By electing to enroll in the Auto Renew Payment Program, or as a once-per-year automatic payment of membership dues and/or voluntary dues items, I am thereby agreeing to allow an automatic renewal of my membership in future years. This includes the same terms and conditions as detailed above for the Authorization Agreement. In lieu of receiving a dues statement in future years, I understand I will receive an auto-renewal letter providing information on next year’s membership dues rates and/or voluntary items that I have elected to be enrolled in the Auto Renew Payment Program, and how I can change voluntary contributions or stop the auto renew feature. I agree to provide notice of cancellation of the auto renew payment plan for the proceeding membership year by December 15 by contacting IDA at 800-562-5646. There will be a $25 convenience fee for credit card payments.
I authorize the Indiana Dental Association, an Indiana non-for-profit corporation, to initiate automated debits to the credit card provided. This authorization includes all adjusting entries, either debit or credit, that may be required. I understand a $25 convenience fee will be charged for credit card payment.
I agree to pay all such Dues amounts owed and designed by me. If, for any reason, my credit card is revoked, suspended, halted by me or the debit cannot be processed for any other reason, I remain responsible for paying the Dues installment owed directly to IDA on a timely basis. If a debit cannot be processed, IDA and/or ADA is authorized to attempt to initiate the debit again at a later time. If, for any reason, a debit is repeatedly dishonored. IDA and/or ADA is not liable for any losses incurred by reason of any failure in the automated debit process. I am responsible for any fees that may be imposed by bank. If my payment cannot be processed on any two debit dates, IDA and/or ADA may terminate the automated debits by giving me written notice at my address as shown in IDA’s records. My membership shall not be considered in good standing until all past Dues amounts owed are considered current.

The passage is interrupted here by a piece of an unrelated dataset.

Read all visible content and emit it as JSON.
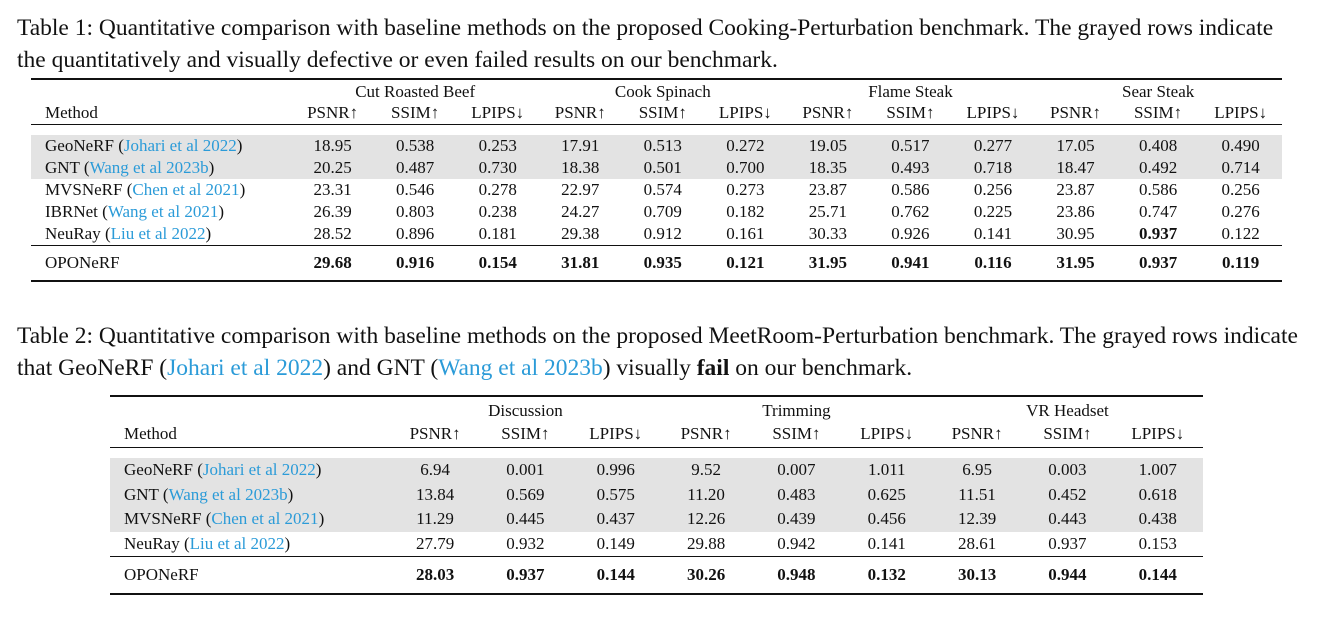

I may terminate automated debits by notifying IDA by calling 800-562-5646. The termination will be effective for the following membership year provided the cancellation is received by IDA by December 15 of the current membership year. Following any termination of automated debits by either IDA or me, I will be responsible for paying my remaining and recurring Dues in full, directly to IDA.
No refunds will be provided for canceled memberships. By enrolling in a membership, I understand that a “membership year” spans a calendar year from January through December and not a twelve-month period from the date of enrollment. This authorization shall be governed by and interpreted in accordance with the laws of the State of Indiana, without giving effect to any choice of law rule that would cause the application of the laws of any other jurisdiction to the rights and duties of the parties.
* What does “tripartite” mean? The word “tripartite” means “composed of three parts.” The three parts of ADA membership—through your component (local) dental society, constituent (state, district or territory) dental society, and American Dental Association—complement each other. Each level offers valuable benefits and resources to members. Almost all U.S. dentists are tripartite members and they join and maintain their memberships through their constituent dental society.